Please send your queries to Dominic Coyle, Q&A, The Irish Times, 11-15 D'Olier Street, Dublin 2, or e-mail to dcoyle@irish-times.ie. This column is a reader service and is not intended to replace professional advice. Due to the volume of mail, there may be a delay in answering queries. All suitable queries will be answered through the columns of the newspaper. No personal correspondence will be entered into.
Dirt
Can you clarify the position regarding tax/DIRT on investment income arising from building society interest? Throughout the 1970s and 1980s, and up to about 1993, while my salary was subject to PAYE, I disclosed the additional income derived from such interest and had it taxed at rates varying from 65 per cent to 48 per cent. Since the society deducted tax at the standard rate, I was obliged to pay up the difference, generally by adjustment to my tax-free allowances.
It seems that, around 1993, this additional tax on taxed interest was suspended. As there was no public comment on the matter, I wondered if I was unique in having declared my modest interest income over the years.
I now find it disturbing that the recent Public Accounts Committee hearing, the main question is on whether the banks will have to pay DIRT arrears. Is there any intention to pursue the depositors and to subject them to the code that was so diligently applied to me from the early 1970s?
Ms A.M., Wicklow
At the outset, let me say I am sorry I had to edit your letter somewhat for reasons of space, but its tone quite clearly conveys your anger at what has emerged in the recent hearings of the Dail Committee of Public Accounts on the non-payment of Deposit Interest Retention Tax (DIRT) by banks on bogus non-resident accounts.
Despite your feelings in 1993, you were not by any means the only person to have quite correctly paid the full marginal rate of tax on your interest income from building society or bank accounts. As you point out, any tax due over and above the basic rate deducted at source by the banks had to be declared by the account holder in their annual tax return. This practice was ended in the 1993 Finance Act, which determined that DIRT would henceforth be deducted only at the standard rate on all interest.
The reason the banks have been targeted by the Committee on Public Accounts inquiry is that responsibility for deducting DIRT lay with the banks. It was done by self-assessment and, as emerged at the hearings, went largely unpoliced by the Revenue. However, while it is the banks that will be penalised, if anyone, as the errant collectors of the tax, I have no doubt that many of them will pursue those ultimately responsible for the missing tax - the holders of the irregular nonresident accounts.
One of the concerns, especially of the Revenue, is that some of the initial deposits may themselves have been untaxed while, as you point out, you and others were paying exorbitant rates of tax on income which had already been taxed under the PAYE system before it was lodged in the building societies and banks.

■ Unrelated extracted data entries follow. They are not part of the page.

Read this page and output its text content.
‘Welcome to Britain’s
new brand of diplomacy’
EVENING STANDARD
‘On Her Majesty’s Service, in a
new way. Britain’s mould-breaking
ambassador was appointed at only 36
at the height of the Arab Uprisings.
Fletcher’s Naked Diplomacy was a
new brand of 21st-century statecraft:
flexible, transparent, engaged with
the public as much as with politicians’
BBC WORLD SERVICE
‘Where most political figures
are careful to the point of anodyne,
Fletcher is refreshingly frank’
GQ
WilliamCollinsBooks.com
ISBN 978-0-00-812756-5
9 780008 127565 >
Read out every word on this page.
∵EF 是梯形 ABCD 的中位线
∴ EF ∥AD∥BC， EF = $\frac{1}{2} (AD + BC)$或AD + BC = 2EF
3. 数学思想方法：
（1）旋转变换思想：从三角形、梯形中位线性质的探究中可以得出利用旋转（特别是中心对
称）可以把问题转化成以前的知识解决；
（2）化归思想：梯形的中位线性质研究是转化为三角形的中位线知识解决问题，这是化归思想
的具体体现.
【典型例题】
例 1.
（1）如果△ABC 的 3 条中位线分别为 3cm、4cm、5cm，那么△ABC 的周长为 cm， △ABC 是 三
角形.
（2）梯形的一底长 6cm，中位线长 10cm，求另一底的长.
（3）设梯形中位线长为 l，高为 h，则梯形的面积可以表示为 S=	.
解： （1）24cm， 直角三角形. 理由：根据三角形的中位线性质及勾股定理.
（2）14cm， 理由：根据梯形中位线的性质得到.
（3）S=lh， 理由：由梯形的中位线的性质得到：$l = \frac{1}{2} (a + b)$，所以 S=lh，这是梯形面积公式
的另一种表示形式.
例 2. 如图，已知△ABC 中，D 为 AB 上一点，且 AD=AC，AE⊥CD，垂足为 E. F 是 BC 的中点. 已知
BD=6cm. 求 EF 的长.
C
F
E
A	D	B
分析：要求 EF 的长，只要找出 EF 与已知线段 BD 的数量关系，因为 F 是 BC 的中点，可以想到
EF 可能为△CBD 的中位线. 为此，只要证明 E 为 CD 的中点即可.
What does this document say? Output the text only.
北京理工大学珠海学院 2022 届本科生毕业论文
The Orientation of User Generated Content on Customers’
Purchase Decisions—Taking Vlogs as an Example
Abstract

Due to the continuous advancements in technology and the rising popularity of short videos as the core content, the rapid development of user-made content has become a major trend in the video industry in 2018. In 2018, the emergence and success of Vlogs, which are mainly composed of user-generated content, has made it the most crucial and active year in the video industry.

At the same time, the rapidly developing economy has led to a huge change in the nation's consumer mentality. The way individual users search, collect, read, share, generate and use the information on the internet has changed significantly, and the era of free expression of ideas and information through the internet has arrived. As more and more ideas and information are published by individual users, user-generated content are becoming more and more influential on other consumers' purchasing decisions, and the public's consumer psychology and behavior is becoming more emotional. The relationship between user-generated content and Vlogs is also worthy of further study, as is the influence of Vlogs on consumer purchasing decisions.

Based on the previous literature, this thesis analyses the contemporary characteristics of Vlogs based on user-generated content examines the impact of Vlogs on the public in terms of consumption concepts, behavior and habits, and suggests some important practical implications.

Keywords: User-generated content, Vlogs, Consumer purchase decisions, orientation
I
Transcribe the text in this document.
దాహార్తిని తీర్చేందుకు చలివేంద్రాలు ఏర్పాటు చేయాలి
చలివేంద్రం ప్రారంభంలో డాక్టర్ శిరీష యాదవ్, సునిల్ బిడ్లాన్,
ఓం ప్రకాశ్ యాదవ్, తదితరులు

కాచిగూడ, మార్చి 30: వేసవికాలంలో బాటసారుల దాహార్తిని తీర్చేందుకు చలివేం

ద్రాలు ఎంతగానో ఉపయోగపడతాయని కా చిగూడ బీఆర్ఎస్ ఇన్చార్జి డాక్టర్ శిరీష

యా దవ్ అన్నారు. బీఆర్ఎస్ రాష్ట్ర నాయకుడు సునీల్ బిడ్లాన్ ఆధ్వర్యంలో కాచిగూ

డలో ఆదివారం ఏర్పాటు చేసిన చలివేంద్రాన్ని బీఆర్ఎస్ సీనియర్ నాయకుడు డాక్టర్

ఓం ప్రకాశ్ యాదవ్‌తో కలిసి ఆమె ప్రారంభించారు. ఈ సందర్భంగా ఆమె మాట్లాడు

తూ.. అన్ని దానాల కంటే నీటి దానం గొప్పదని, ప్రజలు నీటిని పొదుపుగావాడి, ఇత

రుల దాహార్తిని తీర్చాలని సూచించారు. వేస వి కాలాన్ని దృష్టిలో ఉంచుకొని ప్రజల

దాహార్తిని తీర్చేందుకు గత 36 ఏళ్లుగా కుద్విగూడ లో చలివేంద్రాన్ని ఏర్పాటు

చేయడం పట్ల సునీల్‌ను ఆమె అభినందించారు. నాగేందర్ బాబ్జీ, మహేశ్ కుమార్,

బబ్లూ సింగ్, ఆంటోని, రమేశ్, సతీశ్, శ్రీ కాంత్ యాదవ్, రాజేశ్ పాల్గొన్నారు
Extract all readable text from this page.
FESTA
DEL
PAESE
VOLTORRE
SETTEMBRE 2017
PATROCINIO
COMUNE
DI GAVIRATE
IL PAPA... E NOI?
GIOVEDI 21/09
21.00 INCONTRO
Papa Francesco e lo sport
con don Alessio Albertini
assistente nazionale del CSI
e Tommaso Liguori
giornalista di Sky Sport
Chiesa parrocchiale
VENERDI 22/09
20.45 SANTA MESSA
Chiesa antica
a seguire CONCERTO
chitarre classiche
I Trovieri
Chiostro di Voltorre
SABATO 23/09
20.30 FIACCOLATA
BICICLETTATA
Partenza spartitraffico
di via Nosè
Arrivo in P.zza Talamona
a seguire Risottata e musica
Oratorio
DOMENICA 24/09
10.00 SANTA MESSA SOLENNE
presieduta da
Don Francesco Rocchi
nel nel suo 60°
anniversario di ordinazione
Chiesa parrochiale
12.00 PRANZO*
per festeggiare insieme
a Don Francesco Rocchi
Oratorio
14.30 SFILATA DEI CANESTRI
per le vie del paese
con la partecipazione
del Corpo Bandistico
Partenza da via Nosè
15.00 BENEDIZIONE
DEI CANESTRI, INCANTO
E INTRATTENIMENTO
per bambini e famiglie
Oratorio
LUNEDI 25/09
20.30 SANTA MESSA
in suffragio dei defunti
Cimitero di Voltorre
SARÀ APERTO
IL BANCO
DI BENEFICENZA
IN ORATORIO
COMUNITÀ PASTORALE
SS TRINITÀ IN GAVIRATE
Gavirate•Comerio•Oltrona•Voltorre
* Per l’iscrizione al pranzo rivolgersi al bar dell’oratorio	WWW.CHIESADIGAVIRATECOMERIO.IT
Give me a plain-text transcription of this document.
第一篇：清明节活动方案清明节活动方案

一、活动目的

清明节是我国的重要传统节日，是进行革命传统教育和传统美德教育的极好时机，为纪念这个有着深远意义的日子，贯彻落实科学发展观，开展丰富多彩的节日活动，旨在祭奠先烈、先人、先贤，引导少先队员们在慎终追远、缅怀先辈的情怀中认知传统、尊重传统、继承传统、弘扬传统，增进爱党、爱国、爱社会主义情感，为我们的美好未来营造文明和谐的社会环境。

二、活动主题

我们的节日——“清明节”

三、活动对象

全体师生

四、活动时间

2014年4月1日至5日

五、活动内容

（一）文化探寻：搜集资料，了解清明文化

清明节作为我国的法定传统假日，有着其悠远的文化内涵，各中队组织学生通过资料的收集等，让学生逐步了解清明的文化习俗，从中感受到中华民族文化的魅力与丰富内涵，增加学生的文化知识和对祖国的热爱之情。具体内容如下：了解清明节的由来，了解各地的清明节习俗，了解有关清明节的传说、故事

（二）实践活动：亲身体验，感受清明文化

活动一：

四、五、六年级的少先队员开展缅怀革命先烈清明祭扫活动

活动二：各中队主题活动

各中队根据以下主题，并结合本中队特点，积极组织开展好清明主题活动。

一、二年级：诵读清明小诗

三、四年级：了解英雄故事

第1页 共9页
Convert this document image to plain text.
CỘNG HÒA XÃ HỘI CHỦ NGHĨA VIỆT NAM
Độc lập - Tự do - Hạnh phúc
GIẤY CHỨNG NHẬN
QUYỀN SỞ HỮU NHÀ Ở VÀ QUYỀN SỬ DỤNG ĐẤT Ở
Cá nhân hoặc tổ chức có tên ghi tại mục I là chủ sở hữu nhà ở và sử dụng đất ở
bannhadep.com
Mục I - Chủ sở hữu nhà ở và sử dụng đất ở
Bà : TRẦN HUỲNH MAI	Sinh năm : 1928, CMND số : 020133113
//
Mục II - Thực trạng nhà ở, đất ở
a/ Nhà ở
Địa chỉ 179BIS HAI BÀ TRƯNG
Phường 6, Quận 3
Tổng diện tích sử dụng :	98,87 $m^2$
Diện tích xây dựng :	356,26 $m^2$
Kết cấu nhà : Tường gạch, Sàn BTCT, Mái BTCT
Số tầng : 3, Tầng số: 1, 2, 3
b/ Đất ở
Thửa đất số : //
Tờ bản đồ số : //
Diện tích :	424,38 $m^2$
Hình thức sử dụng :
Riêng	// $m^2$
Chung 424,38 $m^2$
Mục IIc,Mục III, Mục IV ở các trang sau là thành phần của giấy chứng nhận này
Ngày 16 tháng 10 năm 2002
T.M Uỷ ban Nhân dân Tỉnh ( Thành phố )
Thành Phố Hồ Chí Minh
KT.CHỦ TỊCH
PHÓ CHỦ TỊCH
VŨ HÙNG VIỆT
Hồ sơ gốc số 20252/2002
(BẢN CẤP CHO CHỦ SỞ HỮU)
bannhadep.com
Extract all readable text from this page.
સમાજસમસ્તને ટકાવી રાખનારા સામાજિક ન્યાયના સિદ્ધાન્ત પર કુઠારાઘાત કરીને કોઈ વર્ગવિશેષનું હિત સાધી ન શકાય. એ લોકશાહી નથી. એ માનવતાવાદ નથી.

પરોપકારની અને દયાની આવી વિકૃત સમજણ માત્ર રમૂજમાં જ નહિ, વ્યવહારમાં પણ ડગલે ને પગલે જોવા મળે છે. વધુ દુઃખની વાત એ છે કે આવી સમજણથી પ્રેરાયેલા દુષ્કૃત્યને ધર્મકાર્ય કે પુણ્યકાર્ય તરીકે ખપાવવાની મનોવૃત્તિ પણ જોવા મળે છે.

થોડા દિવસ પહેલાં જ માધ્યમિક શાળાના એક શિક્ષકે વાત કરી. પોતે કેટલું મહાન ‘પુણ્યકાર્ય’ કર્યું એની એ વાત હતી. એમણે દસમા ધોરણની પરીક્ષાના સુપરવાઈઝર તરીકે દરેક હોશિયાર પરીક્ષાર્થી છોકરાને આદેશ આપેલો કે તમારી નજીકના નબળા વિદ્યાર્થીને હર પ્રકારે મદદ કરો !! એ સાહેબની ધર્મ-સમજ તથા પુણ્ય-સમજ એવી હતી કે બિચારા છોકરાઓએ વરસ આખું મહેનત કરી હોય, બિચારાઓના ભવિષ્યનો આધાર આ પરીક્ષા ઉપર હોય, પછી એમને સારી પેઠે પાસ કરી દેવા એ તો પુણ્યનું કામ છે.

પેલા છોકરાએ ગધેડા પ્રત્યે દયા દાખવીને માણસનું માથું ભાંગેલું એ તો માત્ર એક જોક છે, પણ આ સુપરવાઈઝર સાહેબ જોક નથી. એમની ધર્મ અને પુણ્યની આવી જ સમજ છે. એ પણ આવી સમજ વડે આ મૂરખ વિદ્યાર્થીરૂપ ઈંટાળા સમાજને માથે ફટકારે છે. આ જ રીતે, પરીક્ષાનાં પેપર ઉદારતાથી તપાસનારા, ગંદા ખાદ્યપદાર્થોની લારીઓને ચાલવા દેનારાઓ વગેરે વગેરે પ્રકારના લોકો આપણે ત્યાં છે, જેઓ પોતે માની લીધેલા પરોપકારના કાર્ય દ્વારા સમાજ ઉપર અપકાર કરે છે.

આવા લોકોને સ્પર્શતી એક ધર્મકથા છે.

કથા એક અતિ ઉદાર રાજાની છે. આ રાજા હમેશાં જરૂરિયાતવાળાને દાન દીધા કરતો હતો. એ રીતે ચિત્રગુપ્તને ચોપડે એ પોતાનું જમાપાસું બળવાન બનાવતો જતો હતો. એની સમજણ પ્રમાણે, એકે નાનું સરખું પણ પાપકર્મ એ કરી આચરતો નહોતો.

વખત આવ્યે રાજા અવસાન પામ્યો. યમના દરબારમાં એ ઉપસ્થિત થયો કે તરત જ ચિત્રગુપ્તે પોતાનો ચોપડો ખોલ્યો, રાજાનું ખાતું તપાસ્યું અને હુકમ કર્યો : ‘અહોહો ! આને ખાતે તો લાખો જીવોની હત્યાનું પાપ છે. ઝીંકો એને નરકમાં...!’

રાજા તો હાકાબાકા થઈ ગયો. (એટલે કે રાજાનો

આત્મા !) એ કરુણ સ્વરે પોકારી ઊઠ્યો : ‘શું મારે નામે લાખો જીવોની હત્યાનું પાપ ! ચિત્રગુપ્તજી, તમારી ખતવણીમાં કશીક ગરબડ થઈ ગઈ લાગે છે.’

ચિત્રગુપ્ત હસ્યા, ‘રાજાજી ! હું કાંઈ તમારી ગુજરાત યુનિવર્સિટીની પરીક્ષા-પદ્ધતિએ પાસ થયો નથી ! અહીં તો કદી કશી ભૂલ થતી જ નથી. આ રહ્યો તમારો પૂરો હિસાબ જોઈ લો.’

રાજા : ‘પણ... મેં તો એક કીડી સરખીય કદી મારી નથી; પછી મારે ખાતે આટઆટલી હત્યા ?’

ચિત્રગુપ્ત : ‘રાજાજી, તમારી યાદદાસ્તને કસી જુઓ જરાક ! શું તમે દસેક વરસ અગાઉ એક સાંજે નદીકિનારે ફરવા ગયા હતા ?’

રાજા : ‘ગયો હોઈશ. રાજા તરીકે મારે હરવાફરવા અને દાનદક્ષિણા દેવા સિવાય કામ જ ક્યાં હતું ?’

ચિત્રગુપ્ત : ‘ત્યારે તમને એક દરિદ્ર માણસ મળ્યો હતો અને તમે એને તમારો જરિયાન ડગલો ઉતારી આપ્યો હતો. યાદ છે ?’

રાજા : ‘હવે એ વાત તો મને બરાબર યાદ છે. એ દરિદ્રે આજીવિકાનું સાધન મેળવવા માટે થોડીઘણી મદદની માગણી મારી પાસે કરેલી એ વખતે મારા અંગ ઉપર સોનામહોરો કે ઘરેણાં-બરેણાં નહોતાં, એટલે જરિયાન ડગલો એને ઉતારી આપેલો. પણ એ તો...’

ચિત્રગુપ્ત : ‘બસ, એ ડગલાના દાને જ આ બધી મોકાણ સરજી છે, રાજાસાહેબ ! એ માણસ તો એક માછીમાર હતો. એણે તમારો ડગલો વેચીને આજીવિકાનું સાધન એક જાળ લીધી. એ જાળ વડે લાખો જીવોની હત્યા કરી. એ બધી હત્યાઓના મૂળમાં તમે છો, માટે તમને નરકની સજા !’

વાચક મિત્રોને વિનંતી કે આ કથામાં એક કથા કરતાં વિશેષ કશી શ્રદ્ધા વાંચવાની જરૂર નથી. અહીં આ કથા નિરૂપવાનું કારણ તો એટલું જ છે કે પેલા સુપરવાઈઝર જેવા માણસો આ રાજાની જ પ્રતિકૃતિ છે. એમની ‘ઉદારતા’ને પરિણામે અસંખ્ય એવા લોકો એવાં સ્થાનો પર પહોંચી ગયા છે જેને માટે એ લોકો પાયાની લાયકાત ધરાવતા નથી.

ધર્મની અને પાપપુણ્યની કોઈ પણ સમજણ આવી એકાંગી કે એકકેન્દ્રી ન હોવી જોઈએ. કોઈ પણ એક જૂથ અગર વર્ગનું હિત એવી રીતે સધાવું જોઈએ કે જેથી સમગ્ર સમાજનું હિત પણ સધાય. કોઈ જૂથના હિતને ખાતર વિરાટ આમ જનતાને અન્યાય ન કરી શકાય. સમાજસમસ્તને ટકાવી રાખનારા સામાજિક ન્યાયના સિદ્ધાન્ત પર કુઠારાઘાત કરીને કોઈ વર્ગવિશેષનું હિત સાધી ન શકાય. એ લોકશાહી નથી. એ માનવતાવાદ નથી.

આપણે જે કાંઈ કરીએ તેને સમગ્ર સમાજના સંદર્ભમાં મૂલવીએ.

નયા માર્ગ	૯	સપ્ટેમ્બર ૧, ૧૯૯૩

Whether all the tax due will be retrieved is uncertain due to various factors, including cost and the two tax amnesties under which some of the due tax may have been declared. Given the public mood at present, it is nonetheless likely that many will find themselves with tax bills and penalties of varying sizes.
Property
I am an Irish citizen living and working in the Republic. I am thinking of investing in property in the UK and need clarification on my liability to tax. Does the Bacon report extend to income generated from overseas sources? That is, am I liable for tax on the rent or the amount of monies remitted to Ireland? I am thinking of going through a UK agent, who will collect the rent, pay off the mortgage and deduct charges. Therefore the amount remitted to the Republic would be minimal compared to the rent. I believe that non-residents purchasing property in the Republic and using agents to pay off the mortgage are only liable to tax on the difference between the rent and mortgage.
Ms C.N., e-mail
Post-Bacon, the system is very clear and, I am afraid, not in your favour. The first thing to say is that, as an Irish tax resident, your worldwide income is liable for tax in the State, regardless of where it is earned or from what sources.
Secondly, the terms of the Bacon report as they apply to allowable deductions operate equally on property held by Irish tax residents within and outside of the State.
What that means in practice is that the landlord can deduct costs incurred in renting property - agent's and other relevant fees, insurance, maintenance and possibly, in the case of lettings outside the euro zone, currency costs. You can also offset the cost of fixtures and fittings, such as furniture, wardrobes, cookers etc. This is done at the rate of 15 per cent for the first six years and the remaining 10 per cent in the seventh year.
What you cannot deduct is the cost of servicing the mortgage on the property, or indeed the interest on any money borrowed to repair or improve the property. These restrictions apply in the case of foreign properties from May 1998.
Although it is not directly applicable in your case, I believe the situation applies to all money borrowed in this State for the purchase of property in the State, even by non-residents. If they have borrowed money abroad the situation may be different, but they would, in any case, be liable to pay tax.